Je ne crois pas, surtout avec une telle majorité. L’exécutif dit vouloir réduire le temps du débat parlementaire. En réalité, il le supprime. C’est une conception inédite de la démocratie parlementaire. En novembre 2016, dans un entretien accordé au Monde, Emmanuel Macron affirmait ne pas vouloir recourir aux ordonnances. On voit bien que sa position a évolué et qu’il souhaite installer une véritable culture de la réforme avec des modalités qui peuvent paraître brutales puisque les syndicats n’ont pas le temps de se mobiliser. Il y a là une véritable stratégie politique.

Peut-on parler d’un acte d’autorité ?

C’est en tout cas une conception verticale du pouvoir. Le recours aux ordonnances est contraire à l’esprit parlementaire. Emmanuel Macron n’a cessé de dire durant la campagne qu’il voulait un renouvellement des élus, une régénérescence des gouvernants. Mais, lorsqu’arrive un texte important et qu’il peut justement solliciter l’avis de ces nouvelles personnalités, il ne leur permet pas d’exprimer leur point de vue. En coupant le Parlement de la délibération, un chef de l’État peut effectivement tomber dans l’autoritarisme.

« Le recours aux ordonnances est contraire à l’esprit parlementaire.»

Avec la SNCF, le gouvernement doit-il s’attendre à une opposition plus forte des corps intermédiaires ?

La situation pourrait être plus compliquée pour le gouvernement. Je crois qu’il y a toutefois autour de cette réforme un véritable enjeu de communication. Les enquêtes montrent qu’une majorité de Français y sont favorables. Si cela n’avait pas été le cas, il n’aurait certainement pas recouru aux ordonnances.

On sent bien que la grogne monte dans la société. Emmanuel Macron doit-il s’attendre à un printemps difficile ?
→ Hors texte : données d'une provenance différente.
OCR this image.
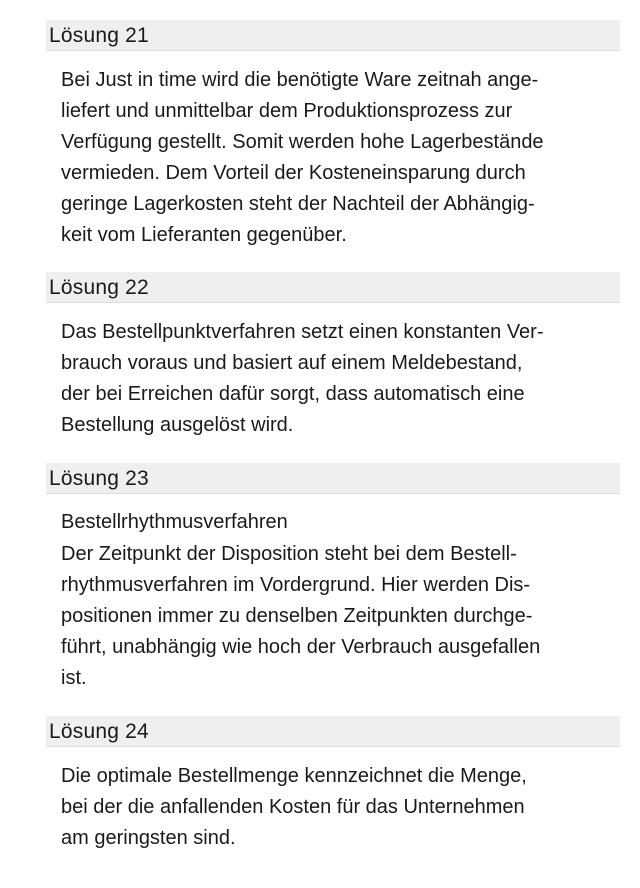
Lösung 21

Bei Just in time wird die benötigte Ware zeitnah ange-
liefert und unmittelbar dem Produktionsprozess zur
Verfügung gestellt. Somit werden hohe Lagerbestände
vermieden. Dem Vorteil der Kosteneinsparung durch
geringe Lagerkosten steht der Nachteil der Abhängig-
keit vom Lieferanten gegenüber.

Lösung 22

Das Bestellpunktverfahren setzt einen konstanten Ver-
brauch voraus und basiert auf einem Meldebestand,
der bei Erreichen dafür sorgt, dass automatisch eine
Bestellung ausgelöst wird.

Lösung 23

Bestellrhythmusverfahren

Der Zeitpunkt der Disposition steht bei dem Bestell-
rhythmusverfahren im Vordergrund. Hier werden Dis-
positionen immer zu denselben Zeitpunkten durchge-
führt, unabhängig wie hoch der Verbrauch ausgefallen
ist.

Lösung 24

Die optimale Bestellmenge kennzeichnet die Menge,
bei der die anfallenden Kosten für das Unternehmen
am geringsten sind.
La période d’essai d’Emmanuel Macron est aujourd’hui terminée. Certains ont du mal à comprendre la logique de ces réformes. Cela fait deux décennies que l’État imagine toutes sortes de pansements dans le but d’atténuer les effets de la crise pour les catégories sociales les plus exposées. Aujourd’hui, alors que nous sommes sortis de la période difficile, les réformes affectent ceux qui, depuis vingt ans en subissent les effets. Dans le même temps, Emmanuel Macron fait des choix qui donnent l’impression de favoriser les catégories sociales privilégiées, avec notamment la suppression de l’ISF ou la réforme de la taxe d’habitation. On peut demander des efforts collectifs en temps de crise. Mais nous ne sommes plus en temps de crise et, malgré tout, l’exécutif continue à solliciter certains Français, créant ainsi le terrain propice pour une gronde sociale déterminée.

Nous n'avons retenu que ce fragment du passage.